Currently, the combination of radiation and chemotherapy in patients with rectal cancer can reduce recurrence and lower the rate of needing a permanent colostomy.
- Chemotherapy:
In patients with very large tumors or cancer spread to the lymph nodes, chemotherapy is usually given after surgery (called adjuvant therapy) to eliminate remaining cancer cells. This treatment is given to reduce the risk of cancer recurrence and improve patient survival. This is called curative treatment. Chemotherapy is also the main treatment for metastatic colorectal cancer or patients unfit for surgery. In this case, chemotherapy is used to stop the spread of cancer, alleviate symptoms or suffering, ensure the best quality of life, and prolong patient survival. This is called palliative treatment.
Two methods of Chemotherapy Administration:- Intravenous Chemotherapy: Administration of chemotherapy by injection is the standard method of treatment. Usually, more than one drug is used in combination for maximum efficacy. Dosing is given in cycles with rest periods, depending on the regimen. The physician will select the most appropriate regimen for each patient.
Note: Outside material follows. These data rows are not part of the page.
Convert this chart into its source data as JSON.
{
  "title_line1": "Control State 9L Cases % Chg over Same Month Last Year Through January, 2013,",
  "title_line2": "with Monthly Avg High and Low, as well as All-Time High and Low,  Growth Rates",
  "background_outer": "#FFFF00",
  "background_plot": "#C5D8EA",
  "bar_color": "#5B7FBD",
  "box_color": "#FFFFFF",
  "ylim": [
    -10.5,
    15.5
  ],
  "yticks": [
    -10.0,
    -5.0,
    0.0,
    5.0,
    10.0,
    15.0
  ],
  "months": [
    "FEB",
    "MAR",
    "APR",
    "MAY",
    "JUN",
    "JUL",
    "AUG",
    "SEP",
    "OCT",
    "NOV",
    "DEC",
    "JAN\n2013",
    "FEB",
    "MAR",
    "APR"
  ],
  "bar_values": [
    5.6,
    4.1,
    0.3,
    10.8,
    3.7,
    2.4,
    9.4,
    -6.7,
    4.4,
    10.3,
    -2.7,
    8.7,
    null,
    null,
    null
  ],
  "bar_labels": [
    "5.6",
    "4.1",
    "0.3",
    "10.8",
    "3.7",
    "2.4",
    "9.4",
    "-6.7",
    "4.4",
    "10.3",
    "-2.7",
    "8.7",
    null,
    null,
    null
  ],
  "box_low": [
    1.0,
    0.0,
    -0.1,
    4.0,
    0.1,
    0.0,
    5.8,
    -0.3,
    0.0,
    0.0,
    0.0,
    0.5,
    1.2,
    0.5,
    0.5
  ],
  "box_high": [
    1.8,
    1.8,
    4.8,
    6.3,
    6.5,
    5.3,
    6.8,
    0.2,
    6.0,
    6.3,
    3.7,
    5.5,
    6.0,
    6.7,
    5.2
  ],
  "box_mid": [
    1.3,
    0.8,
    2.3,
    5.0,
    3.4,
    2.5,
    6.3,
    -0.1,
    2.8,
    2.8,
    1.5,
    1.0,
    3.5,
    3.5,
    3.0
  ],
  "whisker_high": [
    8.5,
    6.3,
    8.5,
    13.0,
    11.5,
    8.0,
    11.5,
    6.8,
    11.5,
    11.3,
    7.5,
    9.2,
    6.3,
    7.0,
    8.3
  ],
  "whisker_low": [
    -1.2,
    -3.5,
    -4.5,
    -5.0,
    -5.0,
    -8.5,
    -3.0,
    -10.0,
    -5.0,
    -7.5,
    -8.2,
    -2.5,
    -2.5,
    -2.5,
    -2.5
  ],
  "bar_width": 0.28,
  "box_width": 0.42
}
- Oral Chemotherapy: Has similar efficacy to intravenous chemotherapy. This form was developed to increase convenience for the patient, caregiver, and family, allowing for a more normal life, as intravenous chemotherapy can sometimes cause pain and require time spent at the hospital for administration.
Targeted Therapy:- A new treatment that directly inhibits cancer. Examples include Anti-Angiogenesis Therapy (inhibits new blood vessel formation) and Anti-epidermal growth factor receptor (inhibits cancer growth).
- These drugs are often given in combination with chemotherapy for better efficacy. They have been found to help prolong survival, increase disease-free survival, and improve tumor response rates more than chemotherapy alone. The specialist will recommend which drug is suitable for which patient. It is important to know that the choice of drug can differ among patients because even if they have the same type of cancer, the mutations in the cancer cells may differ. Therefore, testing for cancer cell mutations using Comprehensive Genomic Profiling can help the doctor and patient collaboratively plan the most appropriate treatment and select the best drug.
- Common side effects from targeted therapy include:
- Anti-Angiogenesis drugs: High blood pressure, blood clots, easy bleeding, wound dehiscence, gastric/intestinal perforation, or protein in the urine.
- Anti-epidermal growth factor receptor drugs: Diarrhea, rash, dry/peeling skin, or sun sensitivity.
Follow-up
After treatment, patients are monitored by the treating physician for ongoing health care. Follow-up is typically every 3-6 months for the first 2 years, and every 6 months up to 5 years. Follow-up includes physical examination, cancer marker blood tests, and other tests such as colonoscopy and radiological diagnostics, with the timing determined by the physician.